Mark Thuemmel ldaphelp at thuemmel.com
Sat Aug 25 16:45:37 EDT 2007


Upon closer examination I'm guessing it is really because this was fixed
back in 2006-10-21 with version 1.16.  My Ubuntu box shows 1.16
installed and the Security Focus page only shows up to GNU tar 1.15.91
vulnerable.

I also see a patch at
https://bugzilla.redhat.com/attachment.cgi?id=161175 dated 2005-05-15
that appears to fix this.

I've not seen anything to demonstrate what is "new", maybe I'm looking
at the wrong stuff.

Weird how Security Focus has an empty list for "not vulnerable".  Just
seems they caught Redhat and Mandriva with not the latest TAR.

Makes me think it would be trivial to pick any gnu utility at random,
look at their bug fixes for a serious one, then check distributions to
see if they still had that one, then publish a "new vulnerability".

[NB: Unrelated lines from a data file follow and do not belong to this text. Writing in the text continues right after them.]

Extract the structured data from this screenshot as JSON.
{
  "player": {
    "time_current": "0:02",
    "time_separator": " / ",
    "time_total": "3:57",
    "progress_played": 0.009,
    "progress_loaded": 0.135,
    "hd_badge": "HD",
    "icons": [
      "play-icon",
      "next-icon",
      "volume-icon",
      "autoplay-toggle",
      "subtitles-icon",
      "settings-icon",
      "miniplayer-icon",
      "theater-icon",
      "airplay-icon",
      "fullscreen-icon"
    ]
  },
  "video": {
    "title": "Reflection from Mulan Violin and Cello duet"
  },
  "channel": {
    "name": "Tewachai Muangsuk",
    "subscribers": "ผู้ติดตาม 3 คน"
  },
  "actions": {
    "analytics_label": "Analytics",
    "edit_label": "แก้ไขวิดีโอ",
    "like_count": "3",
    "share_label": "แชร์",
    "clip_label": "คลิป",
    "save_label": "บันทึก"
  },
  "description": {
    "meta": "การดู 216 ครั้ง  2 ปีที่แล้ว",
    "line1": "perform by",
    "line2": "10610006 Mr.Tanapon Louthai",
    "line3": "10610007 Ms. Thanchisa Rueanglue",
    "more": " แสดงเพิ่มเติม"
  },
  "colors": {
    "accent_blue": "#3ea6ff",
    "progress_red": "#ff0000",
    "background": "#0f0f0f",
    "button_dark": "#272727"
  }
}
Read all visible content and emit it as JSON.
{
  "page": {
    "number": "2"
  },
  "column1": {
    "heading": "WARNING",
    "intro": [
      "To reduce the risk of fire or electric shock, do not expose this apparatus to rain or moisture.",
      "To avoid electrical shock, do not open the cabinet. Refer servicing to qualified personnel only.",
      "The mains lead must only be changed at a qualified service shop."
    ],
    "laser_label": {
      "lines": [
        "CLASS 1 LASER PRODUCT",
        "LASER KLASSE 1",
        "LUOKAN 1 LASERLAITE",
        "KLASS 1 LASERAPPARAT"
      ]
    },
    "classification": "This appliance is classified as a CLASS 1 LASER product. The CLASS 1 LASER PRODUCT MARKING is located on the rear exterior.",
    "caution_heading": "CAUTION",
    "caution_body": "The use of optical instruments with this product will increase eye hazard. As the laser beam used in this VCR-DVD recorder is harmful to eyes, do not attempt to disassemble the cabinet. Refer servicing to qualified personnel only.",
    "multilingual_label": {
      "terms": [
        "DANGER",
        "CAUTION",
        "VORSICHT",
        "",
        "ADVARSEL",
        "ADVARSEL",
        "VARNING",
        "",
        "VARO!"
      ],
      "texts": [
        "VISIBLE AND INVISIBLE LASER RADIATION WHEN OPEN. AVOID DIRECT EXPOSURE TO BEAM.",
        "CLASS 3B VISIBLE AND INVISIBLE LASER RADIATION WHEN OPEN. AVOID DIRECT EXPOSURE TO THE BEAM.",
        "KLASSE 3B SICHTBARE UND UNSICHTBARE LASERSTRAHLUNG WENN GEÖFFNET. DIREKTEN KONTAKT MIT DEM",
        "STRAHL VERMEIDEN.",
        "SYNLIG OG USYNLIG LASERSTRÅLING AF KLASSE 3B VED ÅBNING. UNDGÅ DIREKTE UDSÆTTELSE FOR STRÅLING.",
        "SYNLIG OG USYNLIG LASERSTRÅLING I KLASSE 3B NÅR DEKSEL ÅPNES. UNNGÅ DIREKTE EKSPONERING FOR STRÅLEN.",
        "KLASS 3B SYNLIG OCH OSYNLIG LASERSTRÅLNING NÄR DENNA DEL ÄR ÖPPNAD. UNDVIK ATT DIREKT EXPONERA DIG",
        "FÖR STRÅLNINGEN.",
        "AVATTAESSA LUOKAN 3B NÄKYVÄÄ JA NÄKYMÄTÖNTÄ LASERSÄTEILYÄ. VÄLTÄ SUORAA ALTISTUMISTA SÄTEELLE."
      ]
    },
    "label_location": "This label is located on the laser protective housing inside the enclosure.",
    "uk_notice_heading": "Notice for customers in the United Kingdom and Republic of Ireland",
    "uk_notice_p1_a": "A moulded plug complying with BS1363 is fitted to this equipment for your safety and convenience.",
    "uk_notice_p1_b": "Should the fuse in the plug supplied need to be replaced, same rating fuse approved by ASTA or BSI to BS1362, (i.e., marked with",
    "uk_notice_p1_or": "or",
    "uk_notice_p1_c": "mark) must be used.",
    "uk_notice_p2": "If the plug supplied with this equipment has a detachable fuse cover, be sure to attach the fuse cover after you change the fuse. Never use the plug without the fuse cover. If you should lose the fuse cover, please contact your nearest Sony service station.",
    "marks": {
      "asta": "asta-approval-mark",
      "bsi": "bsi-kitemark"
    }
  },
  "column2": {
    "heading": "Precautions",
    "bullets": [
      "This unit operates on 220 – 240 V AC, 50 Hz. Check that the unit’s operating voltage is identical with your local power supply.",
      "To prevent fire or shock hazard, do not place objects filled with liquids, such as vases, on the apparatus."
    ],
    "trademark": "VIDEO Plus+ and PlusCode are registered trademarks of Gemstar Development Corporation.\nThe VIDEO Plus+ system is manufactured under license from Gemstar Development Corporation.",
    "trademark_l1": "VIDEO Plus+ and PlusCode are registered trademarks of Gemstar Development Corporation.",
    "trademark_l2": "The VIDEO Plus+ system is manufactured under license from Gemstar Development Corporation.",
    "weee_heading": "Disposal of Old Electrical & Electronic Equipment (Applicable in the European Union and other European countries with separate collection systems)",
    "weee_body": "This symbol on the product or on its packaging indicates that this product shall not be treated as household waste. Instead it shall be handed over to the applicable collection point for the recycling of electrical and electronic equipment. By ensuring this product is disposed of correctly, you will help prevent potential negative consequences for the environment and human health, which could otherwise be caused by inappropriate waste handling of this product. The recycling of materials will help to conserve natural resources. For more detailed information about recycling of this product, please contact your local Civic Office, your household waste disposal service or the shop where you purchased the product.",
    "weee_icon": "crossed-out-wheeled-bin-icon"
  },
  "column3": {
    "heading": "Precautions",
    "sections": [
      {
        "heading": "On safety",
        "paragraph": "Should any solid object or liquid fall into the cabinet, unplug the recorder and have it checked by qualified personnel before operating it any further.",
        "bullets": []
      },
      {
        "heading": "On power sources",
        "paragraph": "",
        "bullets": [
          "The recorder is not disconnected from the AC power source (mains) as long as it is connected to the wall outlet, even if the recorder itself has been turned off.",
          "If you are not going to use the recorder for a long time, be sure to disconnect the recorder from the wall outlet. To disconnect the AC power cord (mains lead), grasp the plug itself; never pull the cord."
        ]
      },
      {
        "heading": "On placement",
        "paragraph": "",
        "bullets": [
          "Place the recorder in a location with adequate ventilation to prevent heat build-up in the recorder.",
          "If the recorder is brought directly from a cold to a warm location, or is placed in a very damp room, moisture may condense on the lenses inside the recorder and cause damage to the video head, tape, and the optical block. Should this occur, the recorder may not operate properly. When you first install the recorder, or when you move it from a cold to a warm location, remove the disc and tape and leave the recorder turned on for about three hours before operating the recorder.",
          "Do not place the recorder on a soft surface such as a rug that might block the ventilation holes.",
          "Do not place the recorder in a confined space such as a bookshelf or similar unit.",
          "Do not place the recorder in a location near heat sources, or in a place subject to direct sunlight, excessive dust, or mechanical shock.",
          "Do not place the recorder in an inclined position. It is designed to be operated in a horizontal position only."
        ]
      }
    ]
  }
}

Looks like RedHat Network is getting a patch out now.  I don't know if
this is old RedHat versions or what.

Overall you still don't seem to overwrite anything the user can't
already overwrite.




Clinton V. Weiss wrote:
> Ubuntu is based on Debian.  These both use older, tested by time,
> versions of everything.  Unless of course you use Debian's unstable
> branch, but then you might just be asking for trouble - hence the name
> unstable.

Mark Thuemmel wrote:
> how come Debian or Ubuntu are not on the affected list?  The GNU tar
> home page does not seem to say anything either?
>

http://www.securityfocus.com/bid/25417


Begin forwarded message:

    From: "Carl T. Miller" <millerc at cantonpl.org>
    Date: August 24, 2007 9:09:39 AM EST
    To: "MDLUG List" <mdlug at mdlug.org>
    Subject: [mdlug] tar advisory
    Reply-To: "MDLUG's Main discussion list" <mdlug at mdlug.org>

    Does anyone know more about the newly discover problem with
    tar? I just read the description from Red Hat for the new
    version of tar, and it said someone could craft a tar archive
    to extract files to an arbitrary location with the permissions
    of the user.

    Near as I know nobody is exploiting this. But it would be
    good to make sure you have the latest version of tar on your
    hosts. And if you're running an unsupported version of Linux,
    don't extract unknown tarballs as root. Extract them first as
    a user, then take a look at them.